Sementara itu, jumlah madrasah yang mendidik anak perempuan dan laki-laki di seluruh Afghanistan telah meningkat tajam. Menurut data Kementerian Pendidikan, 22.972 madrasah yang didanai negara telah didirikan selama tiga tahun terakhir.
Di madrasah Naji-e-Bashra, tempat CNN mendapatkan akses langka untuk merekam dalam beberapa minggu terakhir, jumlah pendaftar telah meroket sejak Taliban mulai merampas hak anak perempuan untuk mendapatkan pendidikan “umum”.
Di sela-sela suara puluhan siswi melantunkan ayat-ayat Al-Qur'an, Al-Qur'an bertulis emas dan teks-teks keagamaan bertumpuk di lantai kelas. Di ruang kepala sekolah, sebuah bendera Taliban berukuran besar terpampang di sudut ruangan. Sebuah sertifikat yang dicap oleh Kementerian Pendidikan Taliban diletakkan di tengah meja kepala sekolah. Taliban mendikte kurikulum di sini – begitu pula semua madrasah di seluruh negeri.
Karena ini adalah fasilitas swasta, yang didanai oleh orang tua siswa yang umumnya hidup lebih makmur, staf diberi sedikit lebih banyak keleluasaan untuk juga mengajar bahasa dan sains di samping pelajaran agama Islam. Di madrasah negeri, yang didanai oleh pemerintah Taliban, kurikulumnya hampir seluruhnya berisi materi keagamaan.
Pada tahun 2022, Taliban mengumumkan rencana mereka untuk kurikulum sekolah, yang menetapkan banyak perubahan yang menurut laporan Pusat Hak Asasi Manusia Afghanistan, sebuah kelompok pemantau hak asasi manusia, "tidak hanya gagal memenuhi tujuan pembangunan manusia dari instrumen hak asasi manusia internasional, tetapi juga mengajarkan siswa konten yang mempromosikan kekerasan, bertentangan dengan budaya toleransi, perdamaian, rekonsiliasi, dan nilai-nilai hak asasi manusia."
Laporan yang diterbitkan Desember lalu menuduh Taliban telah "menyesuaikan tujuan pendidikan agar selaras dengan ideologi ekstremis dan kekerasannya." Laporan tersebut menyatakan bahwa mereka telah mengubah buku-buku sejarah, geografi, dan agama, serta melarang pengajaran konsep-konsep seperti demokrasi, hak-hak perempuan, dan hak asasi manusia.
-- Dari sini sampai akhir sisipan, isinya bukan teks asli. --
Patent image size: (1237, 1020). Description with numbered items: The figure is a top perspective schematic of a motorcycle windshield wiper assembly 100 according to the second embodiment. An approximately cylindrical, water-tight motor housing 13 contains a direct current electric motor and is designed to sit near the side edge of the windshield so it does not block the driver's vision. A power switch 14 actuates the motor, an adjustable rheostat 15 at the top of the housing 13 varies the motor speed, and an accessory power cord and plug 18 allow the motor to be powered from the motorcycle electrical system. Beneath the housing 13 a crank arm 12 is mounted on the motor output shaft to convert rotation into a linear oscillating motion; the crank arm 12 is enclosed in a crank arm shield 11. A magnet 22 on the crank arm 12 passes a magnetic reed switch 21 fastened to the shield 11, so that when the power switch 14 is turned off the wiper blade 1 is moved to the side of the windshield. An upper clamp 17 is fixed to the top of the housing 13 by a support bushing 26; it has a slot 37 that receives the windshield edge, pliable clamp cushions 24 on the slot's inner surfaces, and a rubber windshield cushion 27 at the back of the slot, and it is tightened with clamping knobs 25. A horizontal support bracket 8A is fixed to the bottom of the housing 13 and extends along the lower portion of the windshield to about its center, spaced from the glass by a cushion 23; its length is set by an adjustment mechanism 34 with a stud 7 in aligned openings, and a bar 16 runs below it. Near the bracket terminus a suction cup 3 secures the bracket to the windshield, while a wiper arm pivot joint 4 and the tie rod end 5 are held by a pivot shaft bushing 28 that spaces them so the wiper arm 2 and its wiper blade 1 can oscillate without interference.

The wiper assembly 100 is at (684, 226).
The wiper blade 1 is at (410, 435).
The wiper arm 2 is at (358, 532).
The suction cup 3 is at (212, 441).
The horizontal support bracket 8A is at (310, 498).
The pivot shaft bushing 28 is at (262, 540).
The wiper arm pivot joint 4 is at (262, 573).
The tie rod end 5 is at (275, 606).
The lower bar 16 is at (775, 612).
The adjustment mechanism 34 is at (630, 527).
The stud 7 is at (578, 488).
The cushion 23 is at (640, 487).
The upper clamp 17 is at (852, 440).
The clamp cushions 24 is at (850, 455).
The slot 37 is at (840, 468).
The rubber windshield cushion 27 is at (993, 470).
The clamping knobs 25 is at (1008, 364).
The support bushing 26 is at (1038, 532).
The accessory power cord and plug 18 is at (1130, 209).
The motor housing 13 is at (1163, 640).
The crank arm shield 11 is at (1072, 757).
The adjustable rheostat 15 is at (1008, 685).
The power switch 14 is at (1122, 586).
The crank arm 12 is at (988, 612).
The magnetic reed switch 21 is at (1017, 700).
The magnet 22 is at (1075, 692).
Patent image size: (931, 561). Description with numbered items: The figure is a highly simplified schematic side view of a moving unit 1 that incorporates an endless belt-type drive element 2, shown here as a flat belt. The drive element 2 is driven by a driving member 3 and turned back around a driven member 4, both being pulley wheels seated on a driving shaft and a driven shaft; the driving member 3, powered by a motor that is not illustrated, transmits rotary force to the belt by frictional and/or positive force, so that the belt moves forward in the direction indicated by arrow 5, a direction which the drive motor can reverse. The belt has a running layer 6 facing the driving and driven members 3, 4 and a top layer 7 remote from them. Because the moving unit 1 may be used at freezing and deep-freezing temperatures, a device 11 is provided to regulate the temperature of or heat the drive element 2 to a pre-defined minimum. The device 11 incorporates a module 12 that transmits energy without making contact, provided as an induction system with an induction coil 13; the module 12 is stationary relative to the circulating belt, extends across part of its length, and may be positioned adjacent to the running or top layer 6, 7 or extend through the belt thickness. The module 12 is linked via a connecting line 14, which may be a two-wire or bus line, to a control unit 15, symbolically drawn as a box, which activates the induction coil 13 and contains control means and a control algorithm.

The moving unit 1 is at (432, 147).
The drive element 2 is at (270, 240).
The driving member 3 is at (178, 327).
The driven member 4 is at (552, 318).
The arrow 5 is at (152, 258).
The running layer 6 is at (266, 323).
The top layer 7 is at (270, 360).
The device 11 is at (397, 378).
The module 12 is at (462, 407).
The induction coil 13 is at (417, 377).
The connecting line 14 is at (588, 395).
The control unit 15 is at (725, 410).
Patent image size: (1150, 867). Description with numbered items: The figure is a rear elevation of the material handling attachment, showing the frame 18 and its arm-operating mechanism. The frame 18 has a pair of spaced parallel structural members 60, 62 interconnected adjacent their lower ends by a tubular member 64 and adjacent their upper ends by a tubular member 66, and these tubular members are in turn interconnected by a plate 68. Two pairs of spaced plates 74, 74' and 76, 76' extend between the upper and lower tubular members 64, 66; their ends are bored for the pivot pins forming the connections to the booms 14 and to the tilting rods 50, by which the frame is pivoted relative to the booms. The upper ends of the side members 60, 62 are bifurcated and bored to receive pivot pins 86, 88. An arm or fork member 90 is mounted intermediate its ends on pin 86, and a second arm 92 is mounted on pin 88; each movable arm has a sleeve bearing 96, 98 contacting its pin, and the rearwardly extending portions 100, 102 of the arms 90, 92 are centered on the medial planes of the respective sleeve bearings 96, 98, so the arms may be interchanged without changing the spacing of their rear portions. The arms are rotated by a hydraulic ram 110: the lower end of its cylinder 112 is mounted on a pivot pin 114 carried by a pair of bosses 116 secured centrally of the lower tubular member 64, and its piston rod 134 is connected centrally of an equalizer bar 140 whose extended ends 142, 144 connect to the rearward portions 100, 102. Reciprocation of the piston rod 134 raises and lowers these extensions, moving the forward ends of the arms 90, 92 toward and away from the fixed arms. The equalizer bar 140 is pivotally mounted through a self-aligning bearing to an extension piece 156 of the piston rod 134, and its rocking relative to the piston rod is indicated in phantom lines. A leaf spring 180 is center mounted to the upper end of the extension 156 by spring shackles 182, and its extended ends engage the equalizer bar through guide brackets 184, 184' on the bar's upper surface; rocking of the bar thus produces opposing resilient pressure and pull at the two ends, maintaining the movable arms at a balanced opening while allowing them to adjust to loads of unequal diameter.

"Para siswa sangat senang dengan lingkungan, kurikulum, dan kami," ujar kepala madrasah Naji-e-Bashra, Shafiullah Dilawar, seorang pendukung lama Taliban yang mendeklarasikan diri. "Kurikulum yang diterapkan di madrasah ini sangat bermanfaat bagi peran ibu di masyarakat, sehingga mereka dapat membesarkan anak-anak yang baik."
Ia membantah adanya anggapan bahwa lembaga tersebut digunakan untuk memajukan tujuan ideologis Taliban.
Kepala sekolah tersebut menegaskan bahwa karena penduduk Afghanistan sudah sangat religius, banyak keluarga merasa puas dengan bentuk pendidikan ini untuk anak perempuan – dan meminta masyarakat internasional untuk mendukung upayanya.